Binding of NF-kB to the HIV-1 LTR Is Not Sufficient to Induce HIV-1 LTR Activity

Abstract

Human immunodeficiency virus type 1 (HIV-1) spends a significant part of its life cycle as latent provirus in nonactivated cells. Its induction requires mitogen stimulation. TPA treatment induces HIV-1 transcription by protein kinase C (PKC) -mediated activation of the cellular transcription factor NF-kB. PKC activation induces the dissociation of NF-kB from its inhibitor protein (IkB). The liberated NF-kB then binds to its proviral recognition sequence in the HIV-1 long terminal repeat (LTR) sequence. This step, however, is not sufficient to augment transcription.
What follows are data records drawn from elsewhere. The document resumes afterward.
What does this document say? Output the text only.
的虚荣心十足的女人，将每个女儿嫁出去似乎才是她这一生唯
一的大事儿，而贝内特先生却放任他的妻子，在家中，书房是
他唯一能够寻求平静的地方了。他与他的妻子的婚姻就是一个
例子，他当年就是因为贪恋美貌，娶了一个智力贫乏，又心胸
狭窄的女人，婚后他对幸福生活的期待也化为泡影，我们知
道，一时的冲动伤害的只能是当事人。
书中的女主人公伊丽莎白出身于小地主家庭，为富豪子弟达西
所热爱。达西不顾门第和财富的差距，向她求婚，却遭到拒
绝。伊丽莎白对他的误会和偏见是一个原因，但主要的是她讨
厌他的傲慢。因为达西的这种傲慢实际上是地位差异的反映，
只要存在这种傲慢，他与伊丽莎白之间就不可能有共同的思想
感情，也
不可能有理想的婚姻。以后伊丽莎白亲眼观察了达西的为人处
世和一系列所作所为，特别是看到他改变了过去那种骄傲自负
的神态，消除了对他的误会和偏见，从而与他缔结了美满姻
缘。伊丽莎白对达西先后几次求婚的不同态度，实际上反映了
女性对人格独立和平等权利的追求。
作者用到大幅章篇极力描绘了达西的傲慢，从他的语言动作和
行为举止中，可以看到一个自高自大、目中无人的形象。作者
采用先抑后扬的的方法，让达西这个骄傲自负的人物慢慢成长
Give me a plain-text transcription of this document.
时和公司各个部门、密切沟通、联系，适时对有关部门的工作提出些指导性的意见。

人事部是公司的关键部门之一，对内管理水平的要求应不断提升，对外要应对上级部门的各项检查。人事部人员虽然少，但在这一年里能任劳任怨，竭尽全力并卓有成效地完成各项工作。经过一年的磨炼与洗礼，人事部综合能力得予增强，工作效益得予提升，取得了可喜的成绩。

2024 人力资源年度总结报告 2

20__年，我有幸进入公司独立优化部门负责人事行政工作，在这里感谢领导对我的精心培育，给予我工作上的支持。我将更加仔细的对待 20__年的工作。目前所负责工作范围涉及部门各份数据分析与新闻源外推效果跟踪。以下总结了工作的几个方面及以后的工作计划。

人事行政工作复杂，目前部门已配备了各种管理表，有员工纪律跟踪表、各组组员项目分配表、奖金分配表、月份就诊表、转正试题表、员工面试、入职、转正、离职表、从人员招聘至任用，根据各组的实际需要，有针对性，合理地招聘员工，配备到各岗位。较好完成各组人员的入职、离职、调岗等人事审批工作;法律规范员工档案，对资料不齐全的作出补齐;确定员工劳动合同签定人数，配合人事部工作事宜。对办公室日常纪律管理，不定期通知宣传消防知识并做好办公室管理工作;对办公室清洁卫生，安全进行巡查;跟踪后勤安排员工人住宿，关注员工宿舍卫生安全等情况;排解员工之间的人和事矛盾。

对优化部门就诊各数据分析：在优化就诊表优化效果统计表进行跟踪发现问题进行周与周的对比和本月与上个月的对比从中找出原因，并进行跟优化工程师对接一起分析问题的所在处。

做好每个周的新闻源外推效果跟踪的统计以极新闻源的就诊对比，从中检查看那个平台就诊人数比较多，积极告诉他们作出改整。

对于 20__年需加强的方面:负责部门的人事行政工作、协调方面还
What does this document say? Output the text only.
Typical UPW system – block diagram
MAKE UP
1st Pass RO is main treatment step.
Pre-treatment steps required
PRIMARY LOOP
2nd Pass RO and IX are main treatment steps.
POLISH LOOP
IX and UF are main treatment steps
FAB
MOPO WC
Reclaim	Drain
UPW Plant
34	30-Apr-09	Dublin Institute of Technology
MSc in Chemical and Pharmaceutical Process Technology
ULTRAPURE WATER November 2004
We demonstrate that NF-kB-mediated HIV-1 LTR activation is regulated by an additional event that is not dependent on IkB. A further phosphorylation event is proposed, since this step could be blocked by an inhibitor of a phospholipase C (PLC) type reaction. This inhibitor precludes the formation of diacylglycerols, which are required for activation of PKC isoenzymes. As an alternative pathway that is not dependent on PLC reactions, high-level transcription from the HIV-1 LTR is shown to require binding of both NF-kB and TAT.